I arrived safely back home after taking a tranquil and uneventful train ride from Milano through Switzerland. No more airplanes or airports for me this year! There was actually not all that much snow in sight, and no disturbances whatsoever. Now I have a couple of days to try to pick up the threads of my normal life again, both work and private, after a full month of nonstop conferences and travelling.
Here is a pretty little sample application by Agnius Vasiliauskas, who also runs a very interesting blog named Coding experiments covering a number of programming problems in various languages, with a lot of solutions especially around mathematical Euler problems, image manipulation and analysis.
Agnius made his first excursion into the Revit API, with the following goals:
- Create a Revit add-in with the following features:
- Display a modeless form populated with all door instances in the project.
- Show a preview image of each door in the form.
- Add an option to delete each door in the DataGrid context menu.
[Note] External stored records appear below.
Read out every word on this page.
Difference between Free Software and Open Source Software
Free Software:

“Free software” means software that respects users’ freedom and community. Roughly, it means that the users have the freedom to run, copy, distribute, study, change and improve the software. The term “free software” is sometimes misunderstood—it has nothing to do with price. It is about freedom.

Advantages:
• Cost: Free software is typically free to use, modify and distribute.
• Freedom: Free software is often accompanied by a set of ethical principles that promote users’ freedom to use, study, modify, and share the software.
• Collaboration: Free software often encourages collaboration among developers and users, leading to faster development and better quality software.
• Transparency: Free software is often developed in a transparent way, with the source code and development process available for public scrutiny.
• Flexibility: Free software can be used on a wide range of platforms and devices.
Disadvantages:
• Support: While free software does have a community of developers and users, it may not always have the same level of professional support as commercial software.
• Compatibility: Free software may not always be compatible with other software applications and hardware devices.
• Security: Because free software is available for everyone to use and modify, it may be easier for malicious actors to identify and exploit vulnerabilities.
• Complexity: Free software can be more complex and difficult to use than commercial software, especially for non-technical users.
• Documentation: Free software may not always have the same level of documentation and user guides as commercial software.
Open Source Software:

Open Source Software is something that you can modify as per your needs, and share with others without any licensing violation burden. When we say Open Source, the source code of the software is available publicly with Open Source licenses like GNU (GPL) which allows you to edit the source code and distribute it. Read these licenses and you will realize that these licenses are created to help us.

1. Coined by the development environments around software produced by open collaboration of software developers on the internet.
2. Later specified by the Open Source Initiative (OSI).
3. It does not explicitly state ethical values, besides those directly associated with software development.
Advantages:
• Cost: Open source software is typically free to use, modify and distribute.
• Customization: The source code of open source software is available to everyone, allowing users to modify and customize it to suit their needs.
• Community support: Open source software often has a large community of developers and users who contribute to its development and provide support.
Agnius adds: I want my work to be useful for everybody else who develops for Revit. Because of this, I send you my work, with the hope that maybe you will find it useful too.
I created this add-in entirely from scratch based completely on the following publicly available information:
- The DevTV recordings provided on the Revit Developer Center.
- The information provided in the Revit SDK, e.g. the Revit API help file, developer guide and samples.
- Various posts on The Building Coder.
Here is a screen snapshot of the add-in form to provide a quick preview:
Here is the complete Visual Studio 2010 C# project this Revit add-in as well.
Some of the solutions incorporated into the project are the modeless dialogue handling using the Idling event to communicate with Revit and the ElementType preview image. I totally agree that it can prove useful for others as well.
Agnius' project door lister is a really impressive example of what somebody with good programming knowledge can achieve using the Revit API in very little time, starting from absolutely zero. Very many thanks to Agnius for sharing this!